5. Clinical implications and conclusions

Both myocardial perfusion imaging and stress echocardiography have proved to be extremely useful noninvasive tests for the evaluation of coronary artery disease.1–29 Due to basic differences between the two tests, perfusion imaging is asensitive test with a somewhat lower specificity for the detection of coronary artery disease; the converse is true for stress echocardiography.1–17 This systematic review focuses on direct comparative studies on stress echocardiography and perfusion imaging in order to provide the most objective information. Nevertheless, a potential risk of pooling data from different studies is to mix patients with different clinical characteristics and risk profile.

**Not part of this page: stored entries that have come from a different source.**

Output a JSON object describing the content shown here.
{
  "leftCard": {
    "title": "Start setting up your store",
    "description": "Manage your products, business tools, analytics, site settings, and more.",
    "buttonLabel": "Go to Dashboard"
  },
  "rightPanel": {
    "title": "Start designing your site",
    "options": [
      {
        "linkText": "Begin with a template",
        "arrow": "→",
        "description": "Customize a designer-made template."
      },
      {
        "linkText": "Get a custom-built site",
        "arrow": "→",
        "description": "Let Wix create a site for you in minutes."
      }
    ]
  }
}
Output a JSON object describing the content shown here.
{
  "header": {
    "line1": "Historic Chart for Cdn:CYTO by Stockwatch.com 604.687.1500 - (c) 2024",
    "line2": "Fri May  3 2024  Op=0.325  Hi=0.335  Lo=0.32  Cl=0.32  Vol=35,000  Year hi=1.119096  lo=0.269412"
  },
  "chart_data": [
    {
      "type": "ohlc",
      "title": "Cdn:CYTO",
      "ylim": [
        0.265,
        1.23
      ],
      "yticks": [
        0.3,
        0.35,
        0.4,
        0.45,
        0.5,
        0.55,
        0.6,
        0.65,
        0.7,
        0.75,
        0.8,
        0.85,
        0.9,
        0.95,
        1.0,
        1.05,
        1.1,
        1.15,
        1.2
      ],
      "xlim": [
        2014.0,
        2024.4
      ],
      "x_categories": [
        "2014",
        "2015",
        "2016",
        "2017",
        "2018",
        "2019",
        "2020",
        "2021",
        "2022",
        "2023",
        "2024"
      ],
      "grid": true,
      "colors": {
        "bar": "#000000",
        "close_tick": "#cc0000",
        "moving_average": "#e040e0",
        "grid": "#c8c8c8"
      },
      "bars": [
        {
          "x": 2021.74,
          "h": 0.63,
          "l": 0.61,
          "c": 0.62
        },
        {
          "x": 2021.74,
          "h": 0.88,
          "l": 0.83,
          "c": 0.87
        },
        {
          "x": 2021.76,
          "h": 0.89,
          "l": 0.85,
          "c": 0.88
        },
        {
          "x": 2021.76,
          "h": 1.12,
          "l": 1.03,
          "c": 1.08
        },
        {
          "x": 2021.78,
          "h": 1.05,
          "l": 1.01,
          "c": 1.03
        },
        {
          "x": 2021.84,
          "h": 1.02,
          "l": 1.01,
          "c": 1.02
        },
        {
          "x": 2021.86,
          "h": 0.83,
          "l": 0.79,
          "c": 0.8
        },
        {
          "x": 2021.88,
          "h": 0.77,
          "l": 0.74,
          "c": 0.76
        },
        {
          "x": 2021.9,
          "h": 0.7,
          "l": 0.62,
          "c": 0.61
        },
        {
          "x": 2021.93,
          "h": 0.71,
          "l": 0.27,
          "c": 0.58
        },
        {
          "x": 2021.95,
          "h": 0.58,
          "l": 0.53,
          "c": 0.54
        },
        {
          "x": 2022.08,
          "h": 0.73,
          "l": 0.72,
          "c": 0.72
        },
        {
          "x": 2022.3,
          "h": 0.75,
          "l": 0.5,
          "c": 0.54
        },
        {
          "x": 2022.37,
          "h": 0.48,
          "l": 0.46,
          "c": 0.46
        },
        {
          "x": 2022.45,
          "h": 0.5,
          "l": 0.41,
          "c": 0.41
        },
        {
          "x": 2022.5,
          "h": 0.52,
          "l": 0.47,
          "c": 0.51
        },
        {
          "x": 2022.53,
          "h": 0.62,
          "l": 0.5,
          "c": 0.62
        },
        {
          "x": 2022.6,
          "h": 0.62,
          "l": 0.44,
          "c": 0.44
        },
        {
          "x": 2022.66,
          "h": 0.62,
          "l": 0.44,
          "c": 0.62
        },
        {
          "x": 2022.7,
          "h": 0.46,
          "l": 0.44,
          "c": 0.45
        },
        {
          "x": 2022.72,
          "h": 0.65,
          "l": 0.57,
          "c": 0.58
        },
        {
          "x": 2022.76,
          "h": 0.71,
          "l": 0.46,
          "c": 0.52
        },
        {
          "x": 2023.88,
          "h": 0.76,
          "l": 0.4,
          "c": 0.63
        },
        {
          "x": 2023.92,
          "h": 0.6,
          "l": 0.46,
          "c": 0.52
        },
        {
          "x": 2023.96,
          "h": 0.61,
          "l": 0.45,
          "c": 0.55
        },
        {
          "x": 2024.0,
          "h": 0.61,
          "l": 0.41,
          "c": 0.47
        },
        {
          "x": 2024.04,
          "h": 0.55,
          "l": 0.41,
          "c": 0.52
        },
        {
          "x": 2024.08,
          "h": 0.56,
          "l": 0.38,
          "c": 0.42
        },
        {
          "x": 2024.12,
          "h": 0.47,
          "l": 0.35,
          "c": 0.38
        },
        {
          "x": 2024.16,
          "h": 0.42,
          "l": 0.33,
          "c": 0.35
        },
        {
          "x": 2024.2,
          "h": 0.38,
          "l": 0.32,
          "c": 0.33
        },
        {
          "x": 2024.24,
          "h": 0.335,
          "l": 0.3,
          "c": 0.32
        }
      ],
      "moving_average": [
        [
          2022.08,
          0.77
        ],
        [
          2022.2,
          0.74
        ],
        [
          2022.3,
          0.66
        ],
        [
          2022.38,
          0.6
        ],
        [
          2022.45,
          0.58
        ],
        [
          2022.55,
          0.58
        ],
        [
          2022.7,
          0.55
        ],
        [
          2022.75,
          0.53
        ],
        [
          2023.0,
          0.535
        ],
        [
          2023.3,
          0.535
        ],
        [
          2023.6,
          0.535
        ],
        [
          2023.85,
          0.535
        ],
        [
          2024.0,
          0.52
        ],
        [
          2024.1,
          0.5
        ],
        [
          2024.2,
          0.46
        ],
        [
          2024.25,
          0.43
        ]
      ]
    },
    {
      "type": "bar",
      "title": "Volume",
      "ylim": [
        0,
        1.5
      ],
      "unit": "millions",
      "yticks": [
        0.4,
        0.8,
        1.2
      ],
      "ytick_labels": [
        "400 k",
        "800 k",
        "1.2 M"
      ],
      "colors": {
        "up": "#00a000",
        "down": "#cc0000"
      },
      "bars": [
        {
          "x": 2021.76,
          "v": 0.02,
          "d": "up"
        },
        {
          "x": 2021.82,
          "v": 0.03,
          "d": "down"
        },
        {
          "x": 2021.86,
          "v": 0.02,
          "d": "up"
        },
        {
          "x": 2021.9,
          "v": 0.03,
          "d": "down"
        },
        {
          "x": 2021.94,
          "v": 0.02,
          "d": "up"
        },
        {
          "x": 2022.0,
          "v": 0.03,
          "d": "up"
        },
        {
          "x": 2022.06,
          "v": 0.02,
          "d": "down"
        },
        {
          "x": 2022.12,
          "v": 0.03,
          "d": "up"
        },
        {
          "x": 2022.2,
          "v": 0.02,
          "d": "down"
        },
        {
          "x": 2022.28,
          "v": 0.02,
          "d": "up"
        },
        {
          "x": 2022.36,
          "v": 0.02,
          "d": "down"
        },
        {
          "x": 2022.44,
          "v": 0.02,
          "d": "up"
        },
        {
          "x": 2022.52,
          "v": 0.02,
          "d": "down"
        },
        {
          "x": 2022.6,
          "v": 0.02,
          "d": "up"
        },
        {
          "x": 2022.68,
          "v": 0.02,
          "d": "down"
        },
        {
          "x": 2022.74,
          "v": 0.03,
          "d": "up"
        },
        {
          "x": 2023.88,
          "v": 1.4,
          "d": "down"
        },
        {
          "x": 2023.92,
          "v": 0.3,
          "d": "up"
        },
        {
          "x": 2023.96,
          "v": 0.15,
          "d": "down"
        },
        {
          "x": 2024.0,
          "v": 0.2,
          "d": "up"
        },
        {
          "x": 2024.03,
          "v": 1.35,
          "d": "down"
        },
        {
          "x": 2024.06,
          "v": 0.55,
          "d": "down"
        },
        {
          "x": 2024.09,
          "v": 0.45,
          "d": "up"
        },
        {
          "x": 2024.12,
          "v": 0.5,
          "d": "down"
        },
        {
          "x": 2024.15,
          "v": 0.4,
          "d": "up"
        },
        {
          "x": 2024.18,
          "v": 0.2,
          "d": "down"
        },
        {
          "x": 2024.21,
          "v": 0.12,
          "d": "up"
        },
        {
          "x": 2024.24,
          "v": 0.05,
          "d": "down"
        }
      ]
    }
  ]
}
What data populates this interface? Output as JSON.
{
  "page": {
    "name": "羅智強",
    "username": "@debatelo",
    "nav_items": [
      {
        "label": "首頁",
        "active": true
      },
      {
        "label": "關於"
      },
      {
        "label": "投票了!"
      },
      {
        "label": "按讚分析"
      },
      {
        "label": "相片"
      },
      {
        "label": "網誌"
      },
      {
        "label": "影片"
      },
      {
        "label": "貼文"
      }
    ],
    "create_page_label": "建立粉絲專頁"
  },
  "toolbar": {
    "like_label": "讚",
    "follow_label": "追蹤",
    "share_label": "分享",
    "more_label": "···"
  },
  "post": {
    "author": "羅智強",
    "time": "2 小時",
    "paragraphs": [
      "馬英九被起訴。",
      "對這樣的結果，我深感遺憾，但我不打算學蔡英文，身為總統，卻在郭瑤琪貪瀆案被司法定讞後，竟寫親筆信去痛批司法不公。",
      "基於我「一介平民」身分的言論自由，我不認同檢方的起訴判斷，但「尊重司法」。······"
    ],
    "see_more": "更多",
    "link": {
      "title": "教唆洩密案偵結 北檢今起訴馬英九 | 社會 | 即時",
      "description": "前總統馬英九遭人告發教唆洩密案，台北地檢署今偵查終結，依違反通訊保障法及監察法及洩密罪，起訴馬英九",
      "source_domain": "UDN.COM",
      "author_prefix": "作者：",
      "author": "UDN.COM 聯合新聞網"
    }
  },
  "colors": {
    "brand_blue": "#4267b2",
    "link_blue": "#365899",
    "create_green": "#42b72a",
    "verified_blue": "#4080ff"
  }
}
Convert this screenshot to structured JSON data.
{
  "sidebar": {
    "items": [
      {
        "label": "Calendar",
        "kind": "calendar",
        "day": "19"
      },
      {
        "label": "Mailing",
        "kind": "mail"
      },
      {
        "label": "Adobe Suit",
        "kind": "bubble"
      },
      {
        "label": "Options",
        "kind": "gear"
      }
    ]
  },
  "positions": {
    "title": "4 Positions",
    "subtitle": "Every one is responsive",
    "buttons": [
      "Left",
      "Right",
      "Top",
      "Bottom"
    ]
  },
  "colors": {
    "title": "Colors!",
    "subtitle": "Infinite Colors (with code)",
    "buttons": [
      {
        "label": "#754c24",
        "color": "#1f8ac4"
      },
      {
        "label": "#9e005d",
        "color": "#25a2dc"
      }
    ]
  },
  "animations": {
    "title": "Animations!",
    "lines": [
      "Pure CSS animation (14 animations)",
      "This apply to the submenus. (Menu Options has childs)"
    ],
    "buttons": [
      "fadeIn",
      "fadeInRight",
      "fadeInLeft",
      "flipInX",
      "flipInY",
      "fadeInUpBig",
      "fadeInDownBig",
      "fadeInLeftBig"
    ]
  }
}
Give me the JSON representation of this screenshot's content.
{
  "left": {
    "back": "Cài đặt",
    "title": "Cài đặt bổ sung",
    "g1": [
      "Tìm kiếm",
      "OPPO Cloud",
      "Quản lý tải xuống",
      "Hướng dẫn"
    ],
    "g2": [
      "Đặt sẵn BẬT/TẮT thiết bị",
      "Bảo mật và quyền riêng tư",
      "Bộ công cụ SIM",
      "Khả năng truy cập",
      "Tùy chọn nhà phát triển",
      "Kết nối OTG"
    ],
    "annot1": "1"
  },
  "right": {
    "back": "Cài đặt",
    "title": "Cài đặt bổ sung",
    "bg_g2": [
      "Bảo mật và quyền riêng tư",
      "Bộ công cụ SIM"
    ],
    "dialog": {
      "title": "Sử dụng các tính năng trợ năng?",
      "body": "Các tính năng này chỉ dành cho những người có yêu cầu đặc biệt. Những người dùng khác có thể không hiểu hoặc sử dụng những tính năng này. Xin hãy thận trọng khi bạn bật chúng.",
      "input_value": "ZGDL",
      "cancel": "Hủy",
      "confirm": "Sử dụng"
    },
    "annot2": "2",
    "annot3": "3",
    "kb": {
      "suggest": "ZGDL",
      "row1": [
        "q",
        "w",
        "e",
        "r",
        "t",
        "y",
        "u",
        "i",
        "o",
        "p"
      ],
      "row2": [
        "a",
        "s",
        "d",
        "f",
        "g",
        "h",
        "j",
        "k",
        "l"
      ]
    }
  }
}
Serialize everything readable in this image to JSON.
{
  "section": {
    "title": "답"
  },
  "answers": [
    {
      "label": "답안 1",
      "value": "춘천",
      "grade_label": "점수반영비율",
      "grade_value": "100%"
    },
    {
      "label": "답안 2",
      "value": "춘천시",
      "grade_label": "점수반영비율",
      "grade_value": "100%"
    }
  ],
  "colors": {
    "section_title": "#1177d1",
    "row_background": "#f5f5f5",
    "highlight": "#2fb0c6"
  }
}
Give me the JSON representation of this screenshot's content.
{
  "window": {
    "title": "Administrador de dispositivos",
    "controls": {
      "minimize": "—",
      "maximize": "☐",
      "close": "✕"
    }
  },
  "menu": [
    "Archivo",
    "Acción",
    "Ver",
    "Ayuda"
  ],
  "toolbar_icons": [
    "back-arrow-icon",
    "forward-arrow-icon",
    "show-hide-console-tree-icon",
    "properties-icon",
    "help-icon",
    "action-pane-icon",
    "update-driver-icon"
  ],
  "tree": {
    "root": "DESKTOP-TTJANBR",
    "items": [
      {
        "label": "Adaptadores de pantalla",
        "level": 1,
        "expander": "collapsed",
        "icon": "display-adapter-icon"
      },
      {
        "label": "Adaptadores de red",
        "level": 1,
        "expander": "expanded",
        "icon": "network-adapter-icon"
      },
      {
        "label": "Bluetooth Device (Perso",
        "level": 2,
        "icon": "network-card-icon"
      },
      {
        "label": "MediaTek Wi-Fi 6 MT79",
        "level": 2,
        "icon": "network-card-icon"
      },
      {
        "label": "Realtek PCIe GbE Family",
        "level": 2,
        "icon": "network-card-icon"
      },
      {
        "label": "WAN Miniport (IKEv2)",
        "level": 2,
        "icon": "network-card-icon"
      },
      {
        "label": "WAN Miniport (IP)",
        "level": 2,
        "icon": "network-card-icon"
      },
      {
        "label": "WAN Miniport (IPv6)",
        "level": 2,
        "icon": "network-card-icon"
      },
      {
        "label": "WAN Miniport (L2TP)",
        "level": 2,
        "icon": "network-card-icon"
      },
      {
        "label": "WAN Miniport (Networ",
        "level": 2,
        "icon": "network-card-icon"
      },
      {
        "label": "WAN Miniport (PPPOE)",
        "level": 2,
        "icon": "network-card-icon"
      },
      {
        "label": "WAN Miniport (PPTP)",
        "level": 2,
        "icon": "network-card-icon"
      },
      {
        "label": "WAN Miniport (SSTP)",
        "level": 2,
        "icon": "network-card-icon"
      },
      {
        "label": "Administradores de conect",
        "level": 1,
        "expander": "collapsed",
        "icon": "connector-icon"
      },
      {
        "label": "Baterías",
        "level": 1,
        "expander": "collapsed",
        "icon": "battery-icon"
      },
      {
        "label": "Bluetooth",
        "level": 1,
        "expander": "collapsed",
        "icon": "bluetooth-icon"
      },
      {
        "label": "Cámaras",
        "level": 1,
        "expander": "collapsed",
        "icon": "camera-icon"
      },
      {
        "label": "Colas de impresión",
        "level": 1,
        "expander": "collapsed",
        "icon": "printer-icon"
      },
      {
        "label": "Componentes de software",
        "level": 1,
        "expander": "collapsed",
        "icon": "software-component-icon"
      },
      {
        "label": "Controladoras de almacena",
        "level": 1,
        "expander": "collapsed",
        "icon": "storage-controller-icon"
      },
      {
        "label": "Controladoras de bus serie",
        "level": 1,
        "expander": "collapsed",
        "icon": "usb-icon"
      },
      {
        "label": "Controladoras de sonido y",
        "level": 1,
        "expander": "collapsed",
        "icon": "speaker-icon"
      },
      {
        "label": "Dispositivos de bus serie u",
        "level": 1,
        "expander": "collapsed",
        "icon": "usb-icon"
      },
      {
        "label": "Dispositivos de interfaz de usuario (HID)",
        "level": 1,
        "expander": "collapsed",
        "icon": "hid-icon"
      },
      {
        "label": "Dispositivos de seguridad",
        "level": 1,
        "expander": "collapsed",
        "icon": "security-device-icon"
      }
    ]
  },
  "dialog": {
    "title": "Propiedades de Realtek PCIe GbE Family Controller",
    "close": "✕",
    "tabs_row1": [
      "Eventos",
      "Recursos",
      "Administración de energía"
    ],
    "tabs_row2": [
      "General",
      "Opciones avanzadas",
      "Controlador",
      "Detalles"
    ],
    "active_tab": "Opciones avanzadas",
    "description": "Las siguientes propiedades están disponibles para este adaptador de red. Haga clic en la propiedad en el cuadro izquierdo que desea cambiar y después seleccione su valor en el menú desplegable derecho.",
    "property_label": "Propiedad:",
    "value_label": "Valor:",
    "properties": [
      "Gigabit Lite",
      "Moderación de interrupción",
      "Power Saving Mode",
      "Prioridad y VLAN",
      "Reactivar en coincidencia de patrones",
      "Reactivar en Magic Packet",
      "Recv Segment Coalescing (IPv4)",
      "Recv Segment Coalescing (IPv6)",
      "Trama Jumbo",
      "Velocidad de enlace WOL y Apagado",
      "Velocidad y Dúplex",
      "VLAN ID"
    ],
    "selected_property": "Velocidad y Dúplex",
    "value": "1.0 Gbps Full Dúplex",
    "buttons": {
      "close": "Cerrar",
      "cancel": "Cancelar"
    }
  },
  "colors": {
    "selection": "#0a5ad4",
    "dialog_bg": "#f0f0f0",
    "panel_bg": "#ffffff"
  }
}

Two available direct head-to-head comparative studies demonstrated a similar prognostic value of perfusion imaging and stress echocardiography. Larger comparisons are needed to draw further conclusions.

For the assessment of myocardial viability after acute infarction the modalities seem to be equally sensitive, whereas stress echocardiography is the more specific test.22–26 Hence, for the early assessment of viability stress echocardiography may be preferable. However, specificity is determined by segments that are nonviable that do not improve in function. A lower specificity suggests that a substantial percentage of segments that are viable do not recover in function. Most studies haveevaluated recovery of function at a rather short time-interval after infarction (<3 months) and longer follow-up may be needed.

In patients with chronic ischaemic ventricular dysfunction, nuclear imaging has a high sensitivity for the detection of viable myocardium and a low specificity, whereas the converse is true for stress echocardiography.50–67 The lower specificity of nuclear imaging can again be an issue of duration of follow-up. Recent data have demonstrated that a substantial percentage of segments need longer time after revascularisation to (fully) recover in function.89 In addition, large direct comparative studies are required to evaluate the prognostic value of nuclear imaging and stress echocardiography in patients with chronic ischaemic left ventricular dysfunction.

In conclusion, the current analysis demonstrated that both techniques are useful in the evaluation of patients with coronary artery disease, although small differences between accuracies exist in different settings. The most important factor for using a test remains the local expertise and availability of these imaging modalities. In addition, patient characteristics (habitus, acoustic window, pregnancy) may influence the choice of the technique, and finally the studies discussed generally reflect the experience in university centers and many of these studies may be influenced by selection and referral bias, which limits application of the results to the general population.